Concerns are escalating as inflation takes a dramatic turn across India, posing significant risks to both the economy and the well-being of citizens.
In September, India's retail inflation surged to a nine-month high of 5.49% year-on-year, primarily driven by persistent increases in vegetable prices and a lower year-ago base. This spike marks a notable shift from the five-year low of 3.65% recorded in the previous month and exceeds the Reserve Bank of India's (RBI) medium-term target of 4% for the first time since July.
Assam reflects this troubling trend, facing its own inflationary pressures that challenge residents. The inflation index for the state has jumped from 187.8 in September of the previous year to 196.9 this year, indicating a significant rise in the cost of goods and services.
The shift in inflation rates can be attributed to a high base from last year, which had initially helped reduce inflation in July and August. However, this high base turned into a lower base in September, leading to the current increase. Despite these fluctuations, the inflation level remains within the RBI's tolerance range of 2-6%.
Food inflation, which constitutes nearly half of the overall Consumer Price Index (CPI) basket, rose sharply to 9.24% in September, up from 5.66% in August. Rural inflation accelerated to 5.87%, compared to 4.16% in the previous month, while urban inflation increased to 5.05%, up from 3.14%. A Reuters poll of 48 economists had predicted a jump in consumer price inflation to 5.04% for September, with forecasts ranging from 3.60% to 5.40%.
Vegetable prices saw a staggering increase of 35.99% in August, compared to 10.71% in July, exacerbated by heavy rains that reduced the availability of essential crops.
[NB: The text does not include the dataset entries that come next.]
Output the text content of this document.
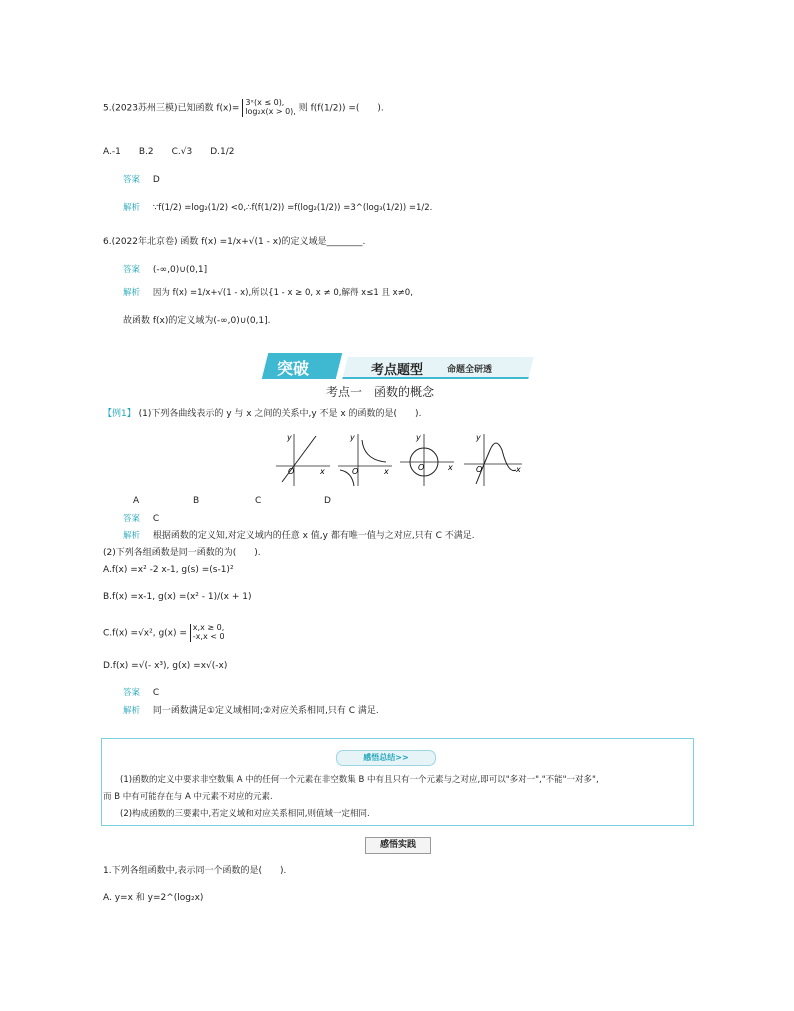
5.(2023苏州三模)已知函数 f(x)=
3ˣ(x ≤ 0),
log₂x(x > 0), 则 f(f(1/2)) =(　　).
A.-1　　B.2　　C.√3　　D.1/2
答案 D
解析 ∵f(1/2) =log₂(1/2) <0,∴f(f(1/2)) =f(log₂(1/2)) =3^(log₃(1/2)) =1/2.
6.(2022年北京卷) 函数 f(x) =1/x+√(1 - x)的定义域是________.
答案 (-∞,0)∪(0,1]
解析 因为 f(x) =1/x+√(1 - x),所以{1 - x ≥ 0, x ≠ 0,解得 x≤1 且 x≠0,
故函数 f(x)的定义域为(-∞,0)∪(0,1].
突破	考点题型	命题全研透
考点一　函数的概念
【例1】 (1)下列各曲线表示的 y 与 x 之间的关系中,y 不是 x 的函数的是(　　).
y
x
O
y
x
O
y
x
O
y
x
O
A	B	C	D
答案 C
解析 根据函数的定义知,对定义域内的任意 x 值,y 都有唯一值与之对应,只有 C 不满足.
(2)下列各组函数是同一函数的为(　　).
A.f(x) =x² -2 x-1, g(s) =(s-1)²
B.f(x) =x-1, g(x) =(x² - 1)/(x + 1)
C.f(x) =√x², g(x) =
x,x ≥ 0,
-x,x < 0
D.f(x) =√(- x³), g(x) =x√(-x)
答案 C
解析 同一函数满足①定义域相同;②对应关系相同,只有 C 满足.
感悟总结>>
(1)函数的定义中要求非空数集 A 中的任何一个元素在非空数集 B 中有且只有一个元素与之对应,即可以"多对一","不能"一对多",
而 B 中有可能存在与 A 中元素不对应的元素.
(2)构成函数的三要素中,若定义域和对应关系相同,则值域一定相同.
感悟实践
1.下列各组函数中,表示同一个函数的是(　　).
A. y=x 和 y=2^(log₂x)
Meanwhile, pulses and products experienced a slight easing of inflation to 9.81% from 13.6% in August.
Analysts point to the persistent spike in vegetable prices, particularly tomatoes and onions, as key contributors to the rising inflation. Dipanwita Mazumdar, an economist at Bank of Baroda, highlighted that rising international prices for edible oils are also adding upward pressure on inflation.
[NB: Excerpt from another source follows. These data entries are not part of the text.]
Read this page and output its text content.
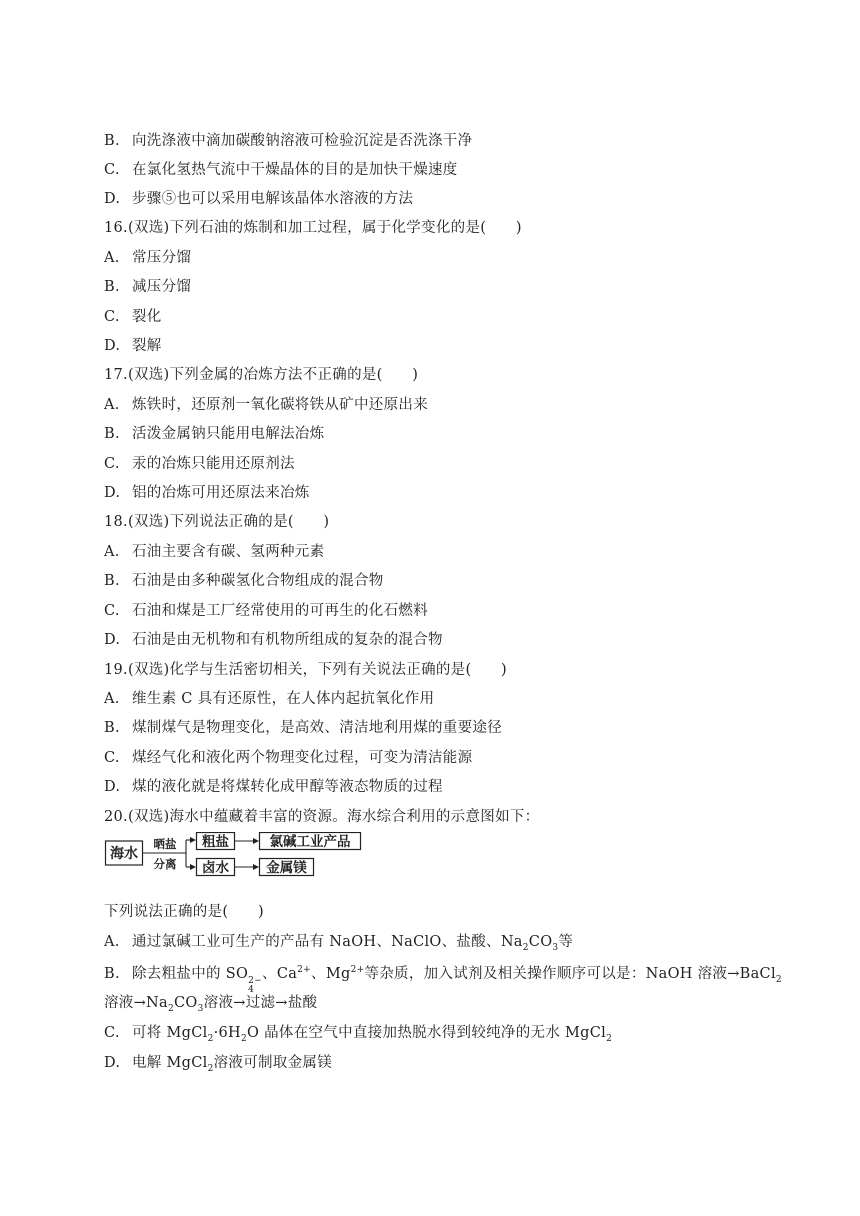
B. 向洗涤液中滴加碳酸钠溶液可检验沉淀是否洗涤干净
C. 在氯化氢热气流中干燥晶体的目的是加快干燥速度
D. 步骤⑤也可以采用电解该晶体水溶液的方法
16.(双选)下列石油的炼制和加工过程，属于化学变化的是(　　)
A. 常压分馏
B. 减压分馏
C. 裂化
D. 裂解
17.(双选)下列金属的冶炼方法不正确的是(　　)
A. 炼铁时，还原剂一氧化碳将铁从矿中还原出来
B. 活泼金属钠只能用电解法冶炼
C. 汞的冶炼只能用还原剂法
D. 铝的冶炼可用还原法来冶炼
18.(双选)下列说法正确的是(　　)
A. 石油主要含有碳、氢两种元素
B. 石油是由多种碳氢化合物组成的混合物
C. 石油和煤是工厂经常使用的可再生的化石燃料
D. 石油是由无机物和有机物所组成的复杂的混合物
19.(双选)化学与生活密切相关，下列有关说法正确的是(　　)
A. 维生素 C 具有还原性，在人体内起抗氧化作用
B. 煤制煤气是物理变化，是高效、清洁地利用煤的重要途径
C. 煤经气化和液化两个物理变化过程，可变为清洁能源
D. 煤的液化就是将煤转化成甲醇等液态物质的过程
20.(双选)海水中蕴藏着丰富的资源。海水综合利用的示意图如下：
海水
晒盐
分离
粗盐
卤水
氯碱工业产品
金属镁
下列说法正确的是(　　)
A. 通过氯碱工业可生产的产品有 NaOH、NaClO、盐酸、$Na_2CO_3$等
B. 除去粗盐中的 SO 2−
4
、$Ca^{2+}$、$Mg^{2+}$等杂质，加入试剂及相关操作顺序可以是：NaOH 溶液→BaCl$_2$
溶液$\to Na_2CO_3$溶液→过滤→盐酸
C. 可将 $MgCl_2\cdot 6H_2O$ 晶体在空气中直接加热脱水得到较纯净的无水 MgCl$_2$
D. 电解 MgCl$_2$溶液可制取金属镁
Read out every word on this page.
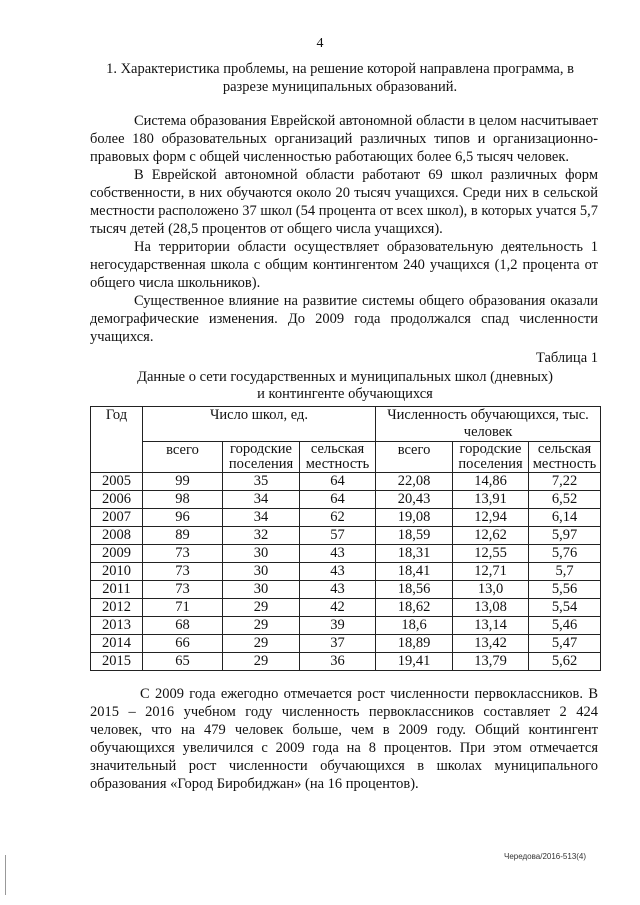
4
1. Характеристика проблемы, на решение которой направлена программа, в разрезе муниципальных образований.

Система образования Еврейской автономной области в целом насчитывает более 180 образовательных организаций различных типов и организационно-правовых форм с общей численностью работающих более 6,5 тысяч человек.

В Еврейской автономной области работают 69 школ различных форм собственности, в них обучаются около 20 тысяч учащихся. Среди них в сельской местности расположено 37 школ (54 процента от всех школ), в которых учатся 5,7 тысяч детей (28,5 процентов от общего числа учащихся).

На территории области осуществляет образовательную деятельность 1 негосударственная школа с общим контингентом 240 учащихся (1,2 процента от общего числа школьников).

Существенное влияние на развитие системы общего образования оказали демографические изменения. До 2009 года продолжался спад численности учащихся.

Таблица 1
Данные о сети государственных и муниципальных школ (дневных)
и контингенте обучающихся
Год	Число школ, ед.			Численность обучающихся, тыс. человек		
	всего	городские поселения	сельская местность	всего	городские поселения	сельская местность
2005	99	35	64	22,08	14,86	7,22
2006	98	34	64	20,43	13,91	6,52
2007	96	34	62	19,08	12,94	6,14
2008	89	32	57	18,59	12,62	5,97
2009	73	30	43	18,31	12,55	5,76
2010	73	30	43	18,41	12,71	5,7
2011	73	30	43	18,56	13,0	5,56
2012	71	29	42	18,62	13,08	5,54
2013	68	29	39	18,6	13,14	5,46
2014	66	29	37	18,89	13,42	5,47
2015	65	29	36	19,41	13,79	5,62

С 2009 года ежегодно отмечается рост численности первоклассников. В 2015 – 2016 учебном году численность первоклассников составляет 2 424 человек, что на 479 человек больше, чем в 2009 году. Общий контингент обучающихся увеличился с 2009 года на 8 процентов. При этом отмечается значительный рост численности обучающихся в школах муниципального образования «Город Биробиджан» (на 16 процентов).

Чередова/2016-513(4)
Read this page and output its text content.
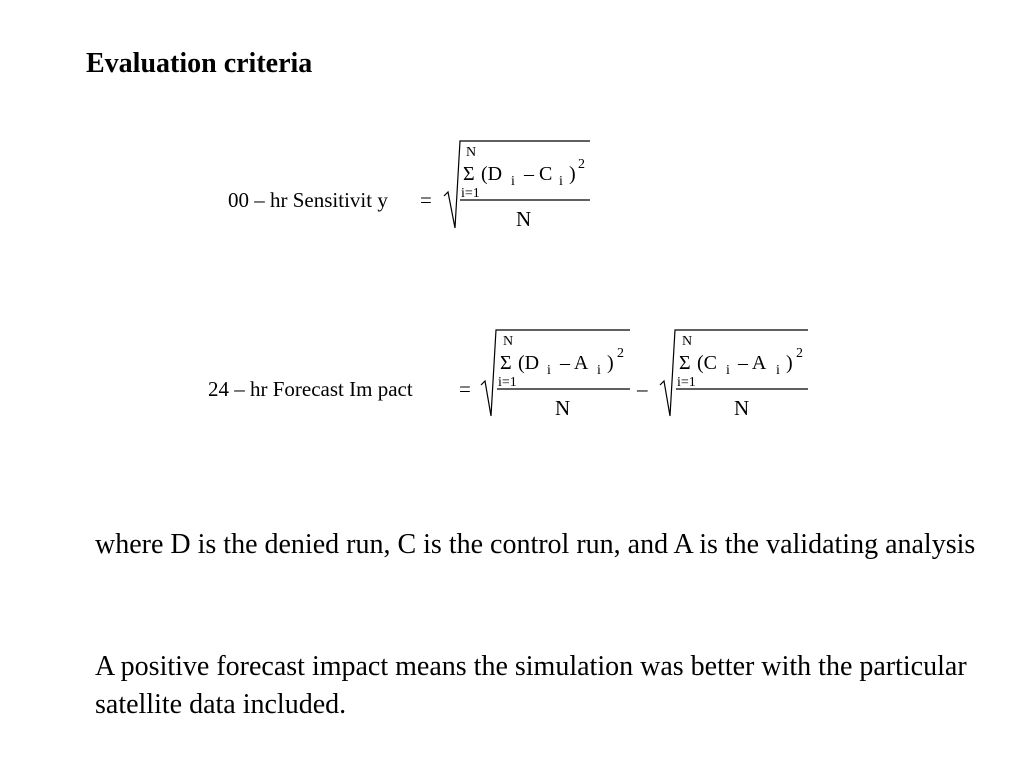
Evaluation criteria
00 – hr Sensitivit y =
N
Σ
i=1
(D i – C i ) 2
N
24 – hr Forecast Im pact =
N
Σ
i=1
(D i – A i ) 2
N
–
N
Σ
i=1
(C i – A i ) 2
N
where D is the denied run, C is the control run, and A is the validating analysis
A positive forecast impact means the simulation was better with the particular satellite data included.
Fuel and light inflation decreased to -1.39% from a contraction of 5.31% in the previous month, while housing inflation increased to 2.78% from 2.66% in August. Clothing and footwear inflation stood at 2.71% in September.
In response to these developments, the RBI, during its October Monetary Policy Committee (MPC) meeting, maintained its retail inflation projection at 4.5% for the fiscal year 2024-25. RBI Governor Shaktikanta Das emphasized the need for careful monitoring of the price situation to keep inflation under control, using the metaphor of a "horse" to describe the central bank's approach to managing inflation.
Das has shifted his analogy from an "elephant" to a "horse," reflecting the ongoing efforts to contain inflation within the target range. "It is with a lot of effort that the inflation horse has been brought to the stable, i.e., closer to the target within the tolerance band compared to its heightened levels two years ago," he remarked.
While the RBI opted for a status quo in interest rates, it adjusted its stance to 'neutral' from 'withdrawal of accommodation,' citing greater clarity on the inflation front. However, experts like Radhika Rao from DBS Bank caution that a narrow segment of food articles continues to complicate India's disinflation trajectory, despite stability in non-food segments.
Looking ahead, the MPC is likely to adopt a forward-looking approach when considering rate cuts, also factoring in GDP performance for July-September before the next policy review. There is optimism that the strong finish of the monsoon will positively impact harvests and help moderate food prices toward the end of 2024, supporting the central bank's shift toward easing.